June 23.—On reaching Umballah, we found the station all but deserted, nearly all the European troops having been sent on to join the Delhi force. The church had been placed in a state of defence, all its walls loopholed, and around it had been constructed a work consisting of a wall and parapet, with towers of brickwork armed with field-pieces en barbette at the angles.
In it were quartered some of the 1st Bengal Fusiliers, lately brought down from Dagshai. About ninety of these marched with us to Delhi. Here also we were joined by four officers of the (late) 57th Native Infantry, who had received orders to join our wing, eventually to fill up vacancies in the native corps on reaching the scene of operations. With these we were in all twenty-four officers—rather a strong complement even for a whole regiment.
The concluding days of the march were trying in the extreme. Weary and footsore, and often parched with thirst, we tramped along the hot and dusty roads, often for miles up to our ankles in deep sand. We were so tired and overcome with want of rest that many of us actually fell fast asleep along the road, and would be rudely awakened by falling against others who were in the same plight as ourselves.
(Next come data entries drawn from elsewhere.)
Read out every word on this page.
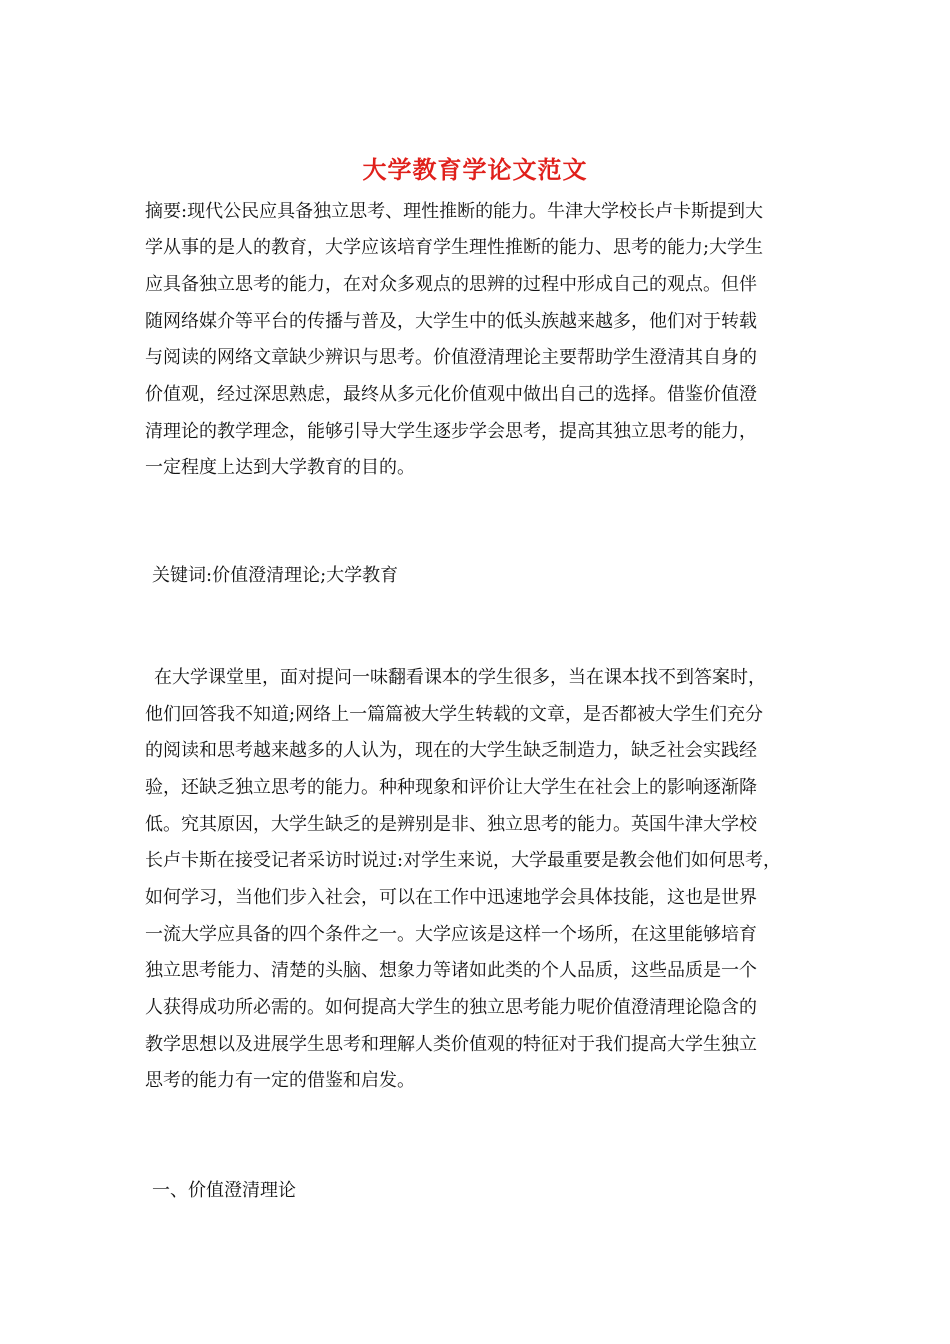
大学教育学论文范文
摘要:现代公民应具备独立思考、理性推断的能力。牛津大学校长卢卡斯提到大
学从事的是人的教育，大学应该培育学生理性推断的能力、思考的能力;大学生
应具备独立思考的能力，在对众多观点的思辨的过程中形成自己的观点。但伴
随网络媒介等平台的传播与普及，大学生中的低头族越来越多，他们对于转载
与阅读的网络文章缺少辨识与思考。价值澄清理论主要帮助学生澄清其自身的
价值观，经过深思熟虑，最终从多元化价值观中做出自己的选择。借鉴价值澄
清理论的教学理念，能够引导大学生逐步学会思考，提高其独立思考的能力，
一定程度上达到大学教育的目的。
关键词:价值澄清理论;大学教育
在大学课堂里，面对提问一味翻看课本的学生很多，当在课本找不到答案时，
他们回答我不知道;网络上一篇篇被大学生转载的文章，是否都被大学生们充分
的阅读和思考越来越多的人认为，现在的大学生缺乏制造力，缺乏社会实践经
验，还缺乏独立思考的能力。种种现象和评价让大学生在社会上的影响逐渐降
低。究其原因，大学生缺乏的是辨别是非、独立思考的能力。英国牛津大学校
长卢卡斯在接受记者采访时说过:对学生来说，大学最重要是教会他们如何思考，
如何学习，当他们步入社会，可以在工作中迅速地学会具体技能，这也是世界
一流大学应具备的四个条件之一。大学应该是这样一个场所，在这里能够培育
独立思考能力、清楚的头脑、想象力等诸如此类的个人品质，这些品质是一个
人获得成功所必需的。如何提高大学生的独立思考能力呢价值澄清理论隐含的
教学思想以及进展学生思考和理解人类价值观的特征对于我们提高大学生独立
思考的能力有一定的借鉴和启发。
一、价值澄清理论
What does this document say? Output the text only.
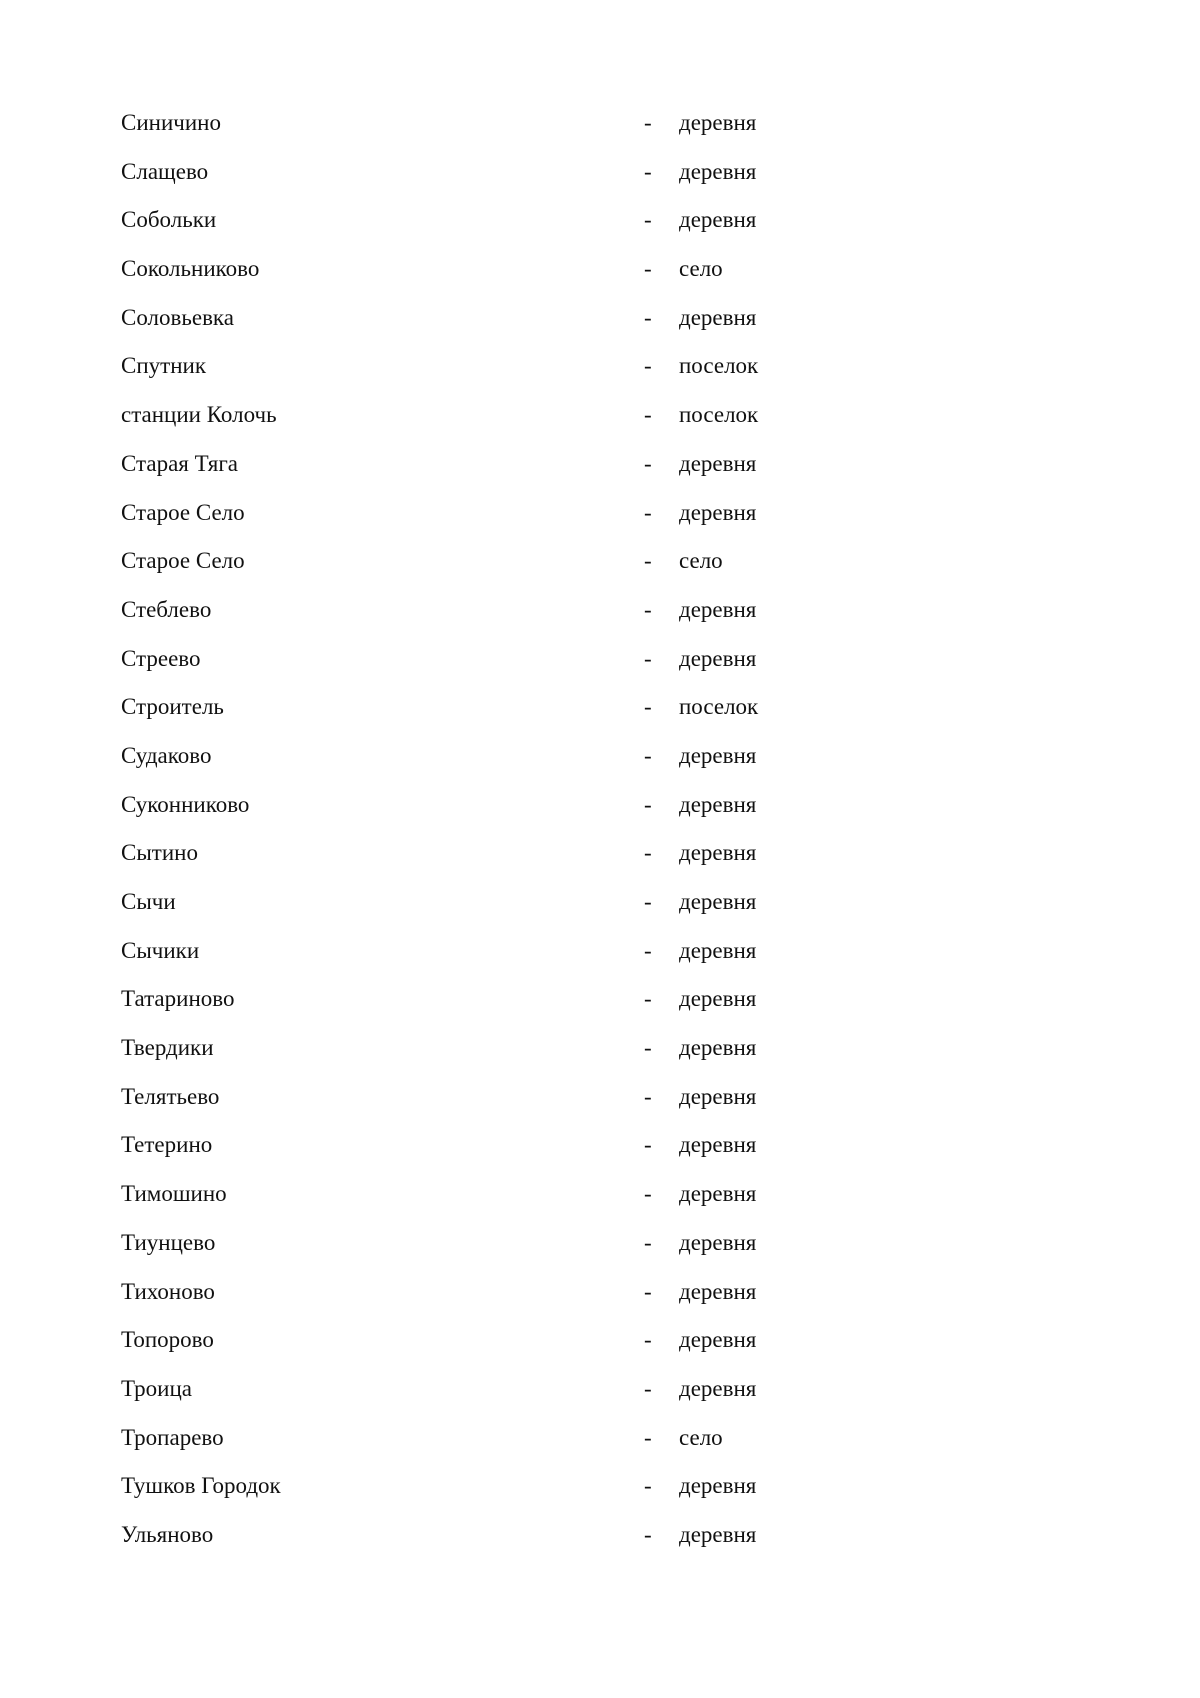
Синичино	- деревня
Слащево	- деревня
Собольки	- деревня
Сокольниково	- село
Соловьевка	- деревня
Спутник	- поселок
станции Колочь	- поселок
Старая Тяга	- деревня
Старое Село	- деревня
Старое Село	- село
Стеблево	- деревня
Стреево	- деревня
Строитель	- поселок
Судаково	- деревня
Суконниково	- деревня
Сытино	- деревня
Сычи	- деревня
Сычики	- деревня
Татариново	- деревня
Твердики	- деревня
Телятьево	- деревня
Тетерино	- деревня
Тимошино	- деревня
Тиунцево	- деревня
Тихоново	- деревня
Топорово	- деревня
Троица	- деревня
Тропарево	- село
Тушков Городок	- деревня
Ульяново	- деревня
At midnight we rested, when coffee and refreshment were served out to the officers and men. The halt sounded every hour, and for five minutes we threw ourselves down on the hard ground or on the hot sand and at once fell asleep, waking up somewhat restored to continue our toilsome journey.
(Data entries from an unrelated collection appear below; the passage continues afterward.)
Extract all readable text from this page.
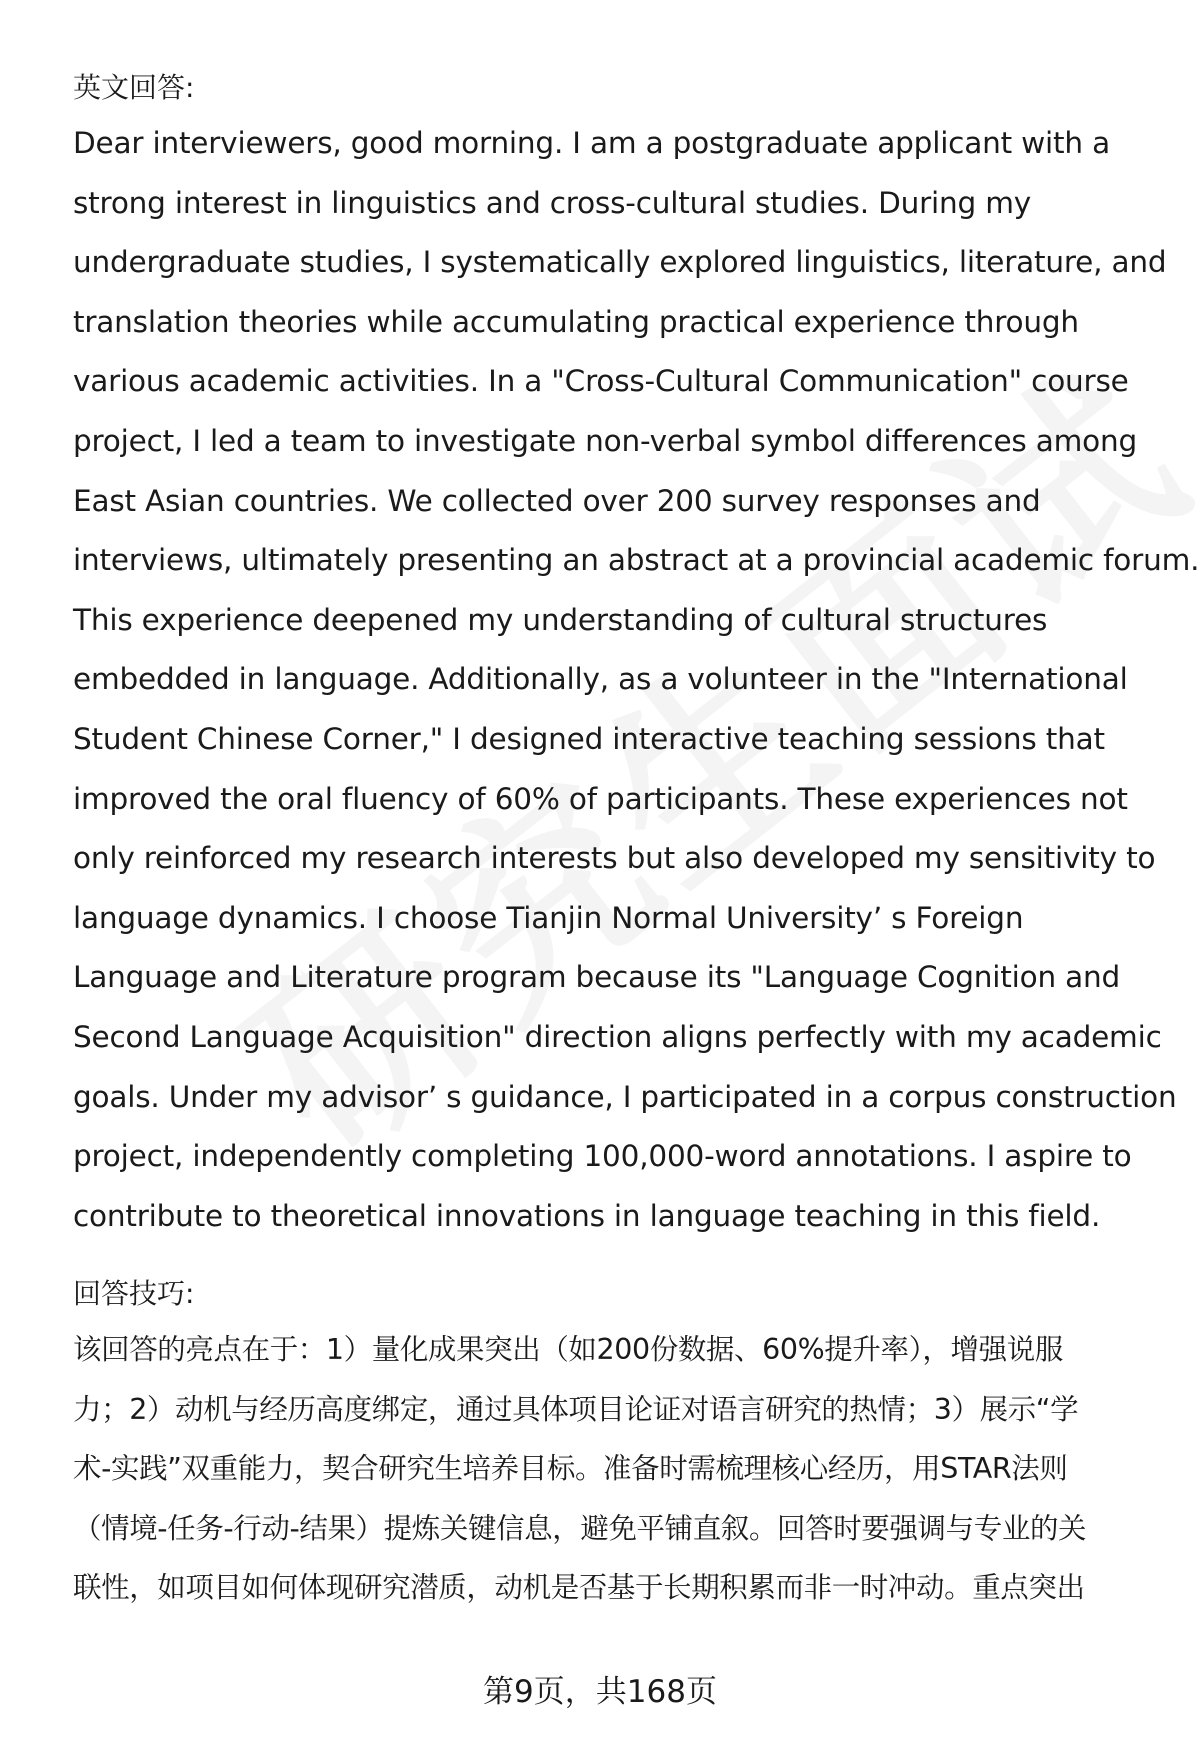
英文回答:

Dear interviewers, good morning. I am a postgraduate applicant with a
strong interest in linguistics and cross-cultural studies. During my
undergraduate studies, I systematically explored linguistics, literature, and
translation theories while accumulating practical experience through
various academic activities. In a "Cross-Cultural Communication" course
project, I led a team to investigate non-verbal symbol differences among
East Asian countries. We collected over 200 survey responses and
interviews, ultimately presenting an abstract at a provincial academic forum.
This experience deepened my understanding of cultural structures
embedded in language. Additionally, as a volunteer in the "International
Student Chinese Corner," I designed interactive teaching sessions that
improved the oral fluency of 60% of participants. These experiences not
only reinforced my research interests but also developed my sensitivity to
language dynamics. I choose Tianjin Normal University’ s Foreign
Language and Literature program because its "Language Cognition and
Second Language Acquisition" direction aligns perfectly with my academic
goals. Under my advisor’ s guidance, I participated in a corpus construction
project, independently completing 100,000-word annotations. I aspire to
contribute to theoretical innovations in language teaching in this field.

回答技巧:

该回答的亮点在于：1）量化成果突出（如200份数据、60%提升率），增强说服
力；2）动机与经历高度绑定，通过具体项目论证对语言研究的热情；3）展示“学
术-实践”双重能力，契合研究生培养目标。准备时需梳理核心经历，用STAR法则
（情境-任务-行动-结果）提炼关键信息，避免平铺直叙。回答时要强调与专业的关
联性，如项目如何体现研究潜质，动机是否基于长期积累而非一时冲动。重点突出

第9页，共168页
From Jugraon onward we had rather long marches, and it was considered advisable to convey the men part of the way in hackeries; the arrangement being that they should march halfway, then halt for coffee and refreshment, and afterwards ride the remainder of the distance.
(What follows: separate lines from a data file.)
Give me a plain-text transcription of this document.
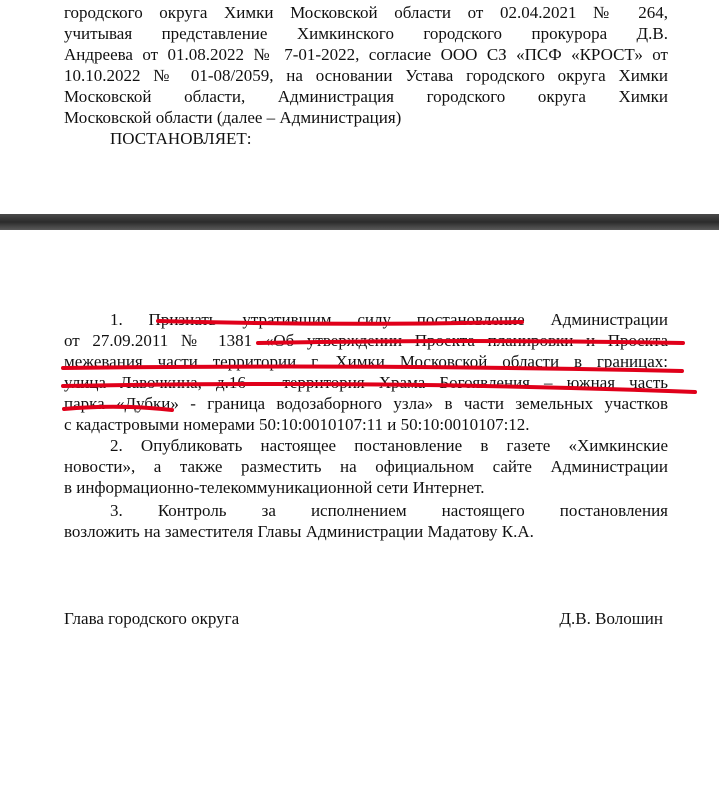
городского округа Химки Московской области от 02.04.2021 № 264,
учитывая представление Химкинского городского прокурора Д.В.
Андреева от 01.08.2022 № 7-01-2022, согласие ООО СЗ «ПСФ «КРОСТ» от
10.10.2022 № 01-08/2059, на основании Устава городского округа Химки
Московской области, Администрация городского округа Химки
Московской области (далее – Администрация)
ПОСТАНОВЛЯЕТ:
1. Признать утратившим силу постановление Администрации
от 27.09.2011 № 1381 «Об утверждении Проекта планировки и Проекта
межевания части территории г. Химки Московской области в границах:
улица Лавочкина, д.16 – территория Храма Богоявления – южная часть
парка «Дубки» - граница водозаборного узла» в части земельных участков
с кадастровыми номерами 50:10:0010107:11 и 50:10:0010107:12.
2. Опубликовать настоящее постановление в газете «Химкинские
новости», а также разместить на официальном сайте Администрации
в информационно-телекоммуникационной сети Интернет.
3. Контроль за исполнением настоящего постановления
возложить на заместителя Главы Администрации Мадатову К.А.
Глава городского округа	Д.В. Волошин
By this means they were kept fresh for the work before them, which, we had every reason to believe, would be anything but light. At Umballah I took the opportunity of calling on my friend Mr. George Barnes, the Commissioner of the Cis-Sutlej States. He had shown me boundless hospitality, and was like a father to me when I joined my regiment as a lad at Kussowlie. A man of great intellectual attainments and sound judgment, he was an honour to the Bengal Civil Service. There was no officer at that momentous period in whom Sir John Lawrence placed more confidence. His familiarity with the native character, and the friendship borne towards him by the Sikh chieftains, enabled him throughout the Siege of Delhi to keep open communication with the Punjab, and supply the force with stores, provisions, and ammunition. He would, without doubt, have risen to the highest honours in his profession had he not been stricken with a fatal illness in 1859, when holding the responsible post of Foreign Secretary to the Government of India.
A few marches from Delhi we passed over the historic field of Paniput, where three sanguinary battles had been fought in different ages, each deciding the fate of Hindostan for the time being. More than 100,000 men had been slain in these actions, and we felt we were marching over ground the dust of which was thickly permeated with the ashes of human beings.